Perhaps the most telling stop on Barrett’s tour is also the first: tonight’s Lincoln Center appearance with Bari Weiss of The Free Press, the preferred source of political commentary for investment bankers who decided to become Republicans because they can’t use the r-word at work anymore. The Free Press also got the honor of publishing the first official excerpt of Listening to the Law, and praised Barrett for understanding that the Court’s role is not to “promote justice,” as some would foolishly assume, but only to “judge what the law requires.” (The Free Press’s event page further describes the Court as “critical to the American project, as it remains largely as our Founding Fathers designed it: the final arbiter of what’s constitutional and what’s not”—an assertion which indicates that for all of Bari Weiss’s deficiencies as a thinker and writer, she might be an even worse amateur legal historian.)

Alas, anyone in New York hoping to buy last-minute tickets to hear Weiss ask Barrett clumsy questions about woke culture will be disappointed: According to the Free Press, the event sold out in about three hours. On its website, the Free Press urges would-be attendees to upgrade their subscriptions to get early access to future ticket sales, in the event that another reactionary Supreme Court justice someday elects to appear alongside Bari Weiss in public.

Since she joined the Court five years ago this fall, Barrett has consistently taken the position that the work of interpreting and applying the law is neither political nor ideological—that the justices are not, to return to her words, “a bunch of partisan hacks.” Yet like Justice Neil Gorsuch, who spent his book tour last year ping-ponging between Fox News shows and right-wing podcasts, this curated list of interviewers and settings demonstrates how keenly Barrett understands the particular political and ideological persuasions of people who are willing to pay $32 for a copy of Listening to the Law, and perhaps even more for the privilege of getting her to sign it. A publicity tour that kicks off with an exclusive excerpt in The Free Press is a publicity tour designed to appeal to people who approve of this Court’s agenda, and are glad to express their appreciation by opening their wallets.

Barrett’s mini-tour contrasts with Justice Ketanji Brown Jackson’s, who is still promoting Lovely One, her memoir that was published last year, and Justice Sonia Sotomayor’s, whose latest children’s book, Just Shine!

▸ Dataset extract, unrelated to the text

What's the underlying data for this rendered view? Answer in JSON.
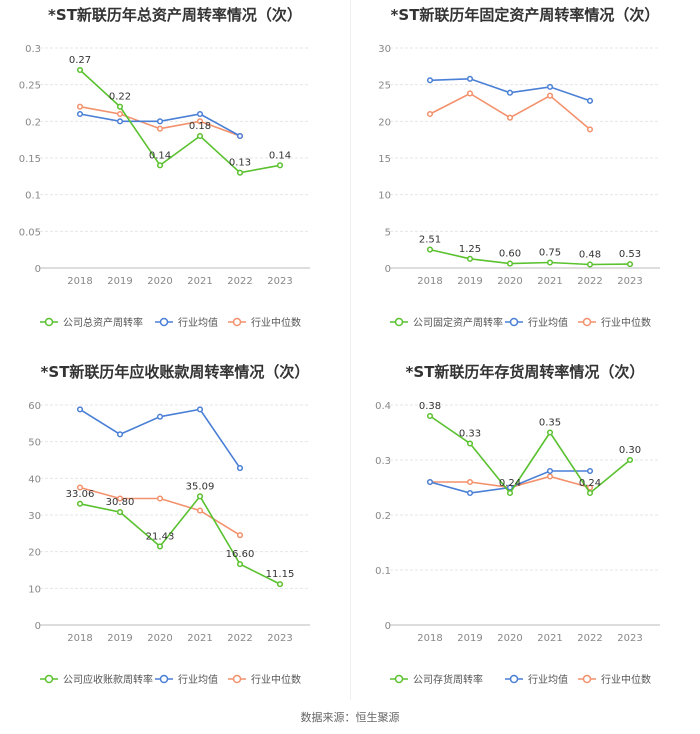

How to Be a Better You, will debut September 9. Jackson’s and Sotomayor’s moderators tend to be to the left of Barrett’s and Gorsuch’s, but mostly by virtue of the fact that they are actual journalists employed by mainstream media outlets, not Ben Shapiro shilling for disaster prep kits during ad breaks. (Notably, both CNN and Newsweek have said that Barrett declined their requests for interviews about the book, because heaven forbid any outlet to the left of The Free Press get her on the record, I guess.) Many of Jackson’s and Sotomayor’s events are also hosted by bookstores and public libraries, which can only be considered “ideological” venues in the sense that conservative culture warriors are obsessed with building a future in which bookstores and public libraries do not exist. 

All authors, Supreme Court justices and otherwise, of course try to tailor their messages to their intended audiences. But the asymmetry here is striking: The Democratic appointees are still pitching their books out not only to liberal lawyers and starry-eyed law students, but also to normal people who are reading their local newspapers, dropping by their nearest library branches, or listening to the radio on their morning commutes. By carefully selecting for fellow ideologues and screening everyone else out, Barrett is showing that she is writing only for the conservative activists who put her where she is today: in a life-tenured position of power from which she can implement their shared policy preferences. She has nothing to offer anyone else.